Allowed Items

An Allowlist is a list of items that comply with industry, regulatory, or organizational standards. See Types of Allowlists for more information. Each permitted item on an Allowlist is referred to as an Allowed Item. Tripwire State Analyzer uses a different Allowlist for each Allowlist Type (open ports, services, user accounts, etc.) it monitors.

On the Allowed Items page, there is a tab for each Allowlist Type that TSA monitors. You can configure TSA to show or hide these tabs from the Display Types tab of Allowlist Settings.

  • Each row represents a different Allowed Item.
  • Items with a NEW label were created recently. The time to display the label can be configured on the Allowlist Settings Preferences tab. The default time is 24 hours.
  • Click on an Item to see more details about it.
  • Use the icons above the table to import or export Allowed Items from an external file, show and hide columns, or filter the Items displayed.

You can also see the history of changes for each Allowed Item, compare versions over time, and restore a previous version.

Working with Allowed Items

From the Allowed Items page, you can create a new Allowed Item or modify an existing one.

Managing Software Allowed Items from a Patching Solution

If you have integrated TSA and a patching solution (see Integrating TSA with a Patching Solution in the Tripwire State Analyzer Administration Guide) you can manage the allowed and recommended versions of Software Allowed Items from the Software tab.

To do this, you first create new Allowed Items based on software detected by the patching solution. Then you can manage the allowed and recommended versions of those Allowed Items to make sure that only approved versions are allowed.

Tracking Changes in Allowed Items

Tripwire State Analyzer tracks changes to an Allowed Item by creating a new version each time the Item is changed. Allowed Items can change when they are directly edited in TSA, or when they are exported to a CSV file, edited externally, and then re-imported.

On the Allowed Items page, you can view all of the historical versions of an Allowed Item, compare two versions of the same Item, or restore an Allowed Item to the state of a previous version.

Note:  

Allowed Item versions in TSA are different from element versions in Tripwire Enterprise.
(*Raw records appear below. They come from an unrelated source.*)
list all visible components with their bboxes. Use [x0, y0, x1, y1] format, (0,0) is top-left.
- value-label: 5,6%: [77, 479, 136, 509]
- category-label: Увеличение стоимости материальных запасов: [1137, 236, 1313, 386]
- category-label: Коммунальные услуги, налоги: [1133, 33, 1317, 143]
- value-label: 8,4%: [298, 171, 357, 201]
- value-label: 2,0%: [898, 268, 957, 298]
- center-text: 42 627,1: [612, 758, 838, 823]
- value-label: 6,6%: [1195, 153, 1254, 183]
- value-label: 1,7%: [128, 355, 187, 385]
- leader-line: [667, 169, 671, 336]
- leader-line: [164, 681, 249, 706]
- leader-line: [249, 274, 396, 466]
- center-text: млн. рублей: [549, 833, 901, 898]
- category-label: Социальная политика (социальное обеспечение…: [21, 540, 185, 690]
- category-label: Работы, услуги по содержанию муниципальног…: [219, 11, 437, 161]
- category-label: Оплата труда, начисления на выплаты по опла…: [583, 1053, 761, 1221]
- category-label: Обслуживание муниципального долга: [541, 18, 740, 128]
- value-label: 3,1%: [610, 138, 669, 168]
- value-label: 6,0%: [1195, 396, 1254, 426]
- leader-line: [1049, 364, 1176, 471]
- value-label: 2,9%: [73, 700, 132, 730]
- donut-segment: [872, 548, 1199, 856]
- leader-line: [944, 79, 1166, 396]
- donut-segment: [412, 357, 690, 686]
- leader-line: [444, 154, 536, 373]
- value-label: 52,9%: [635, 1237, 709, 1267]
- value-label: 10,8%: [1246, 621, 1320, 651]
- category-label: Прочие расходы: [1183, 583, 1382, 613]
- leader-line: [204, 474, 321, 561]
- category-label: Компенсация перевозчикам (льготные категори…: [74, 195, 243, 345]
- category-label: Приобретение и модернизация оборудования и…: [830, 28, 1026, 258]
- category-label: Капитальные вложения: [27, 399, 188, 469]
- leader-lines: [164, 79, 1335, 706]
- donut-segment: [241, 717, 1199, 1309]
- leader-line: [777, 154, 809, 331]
Restoring or modifying Allowed Item versions in TSA has no effect on the element version data stored in TE.

Importing or Exporting Allowed Items

You can export Allowed Items to CSV, PDF, or JSON files. You can also import CSV files, supporting a workflow where you export Allowed Items to a CSV file, make edits externally, and then import them back into TSA.

Tip:  

From any Allowed Items tab, you can only import or export Items for that Allowlist Type (although multiple files can be imported at once).

From the Display Types tab of the Allowlist Settings page, you can import or export Allowlist Items for multiple Allowlist Types at once.

Types of Allowlists

Allowlist Type

Description

Group Memberships

A group membership is a pairing between a user group and a member of the group (i.e., a sub-group or a user account).

Open Ports

An open port is a listening TCP or an open UDP port on a monitored system. Each open port consists of a communication protocol, port number, and the associated process (for example, SSH).

Agent-based allowlisting queries the monitored system for port records, whereas Agentless allowlisting uses port information collected from an external scan.

If your TSA environment employs Agent-based allowlisting on a Windows monitored system and the process name is svchost.exe, TSA will also capture the associated service name(s).

For Agentless allowlisting, the process name shown in TSA is determined by the choice of tool that performs the scan. For example, Nmap uses the nmap-services file to map a port number and protocol to a process name.

Routes

A route is a network-accessible path from a monitored system to a host or network. Each route consists of a host or network, the netmask (or subnet mask) of the host or network, and the gateway through which the monitored system accesses the host or network.

On monitored systems running a Windows operating system, TSA captures IPv4 non-default persistent routes.

On monitored systems running a RHEL (Red Hat Enterprise Linux) operating system, TSA captures IPv4 active, non-default routes that use a gateway (not directly connected).

Services

A service is a software application that runs as a background process on a monitored system.

On monitored systems running a Windows operating system, TSA queries all services that do not have a status of ‘Disabled.’

On monitored systems running a Unix-compatible operating system, TSA queries any running service.

On monitored systems running a supported Linux platform, TSA queries the running SysVinit, Upstart, xinetd, and systemd services (if available).

Shares

A share is a permission(s) applied to a user account or user group that grants access to a shared directory.

Software

A software item is an application, patch, or utility on a monitored system. However, it is possible to also include scripts, firmware, portable applications, and other software that does not register with the operating system using the custom software feature.

Users

A user is a user account with access to a monitored system. Each user consists of a username, the age of the password (in days), enabled/disabled status, and an optional last-login timestamp.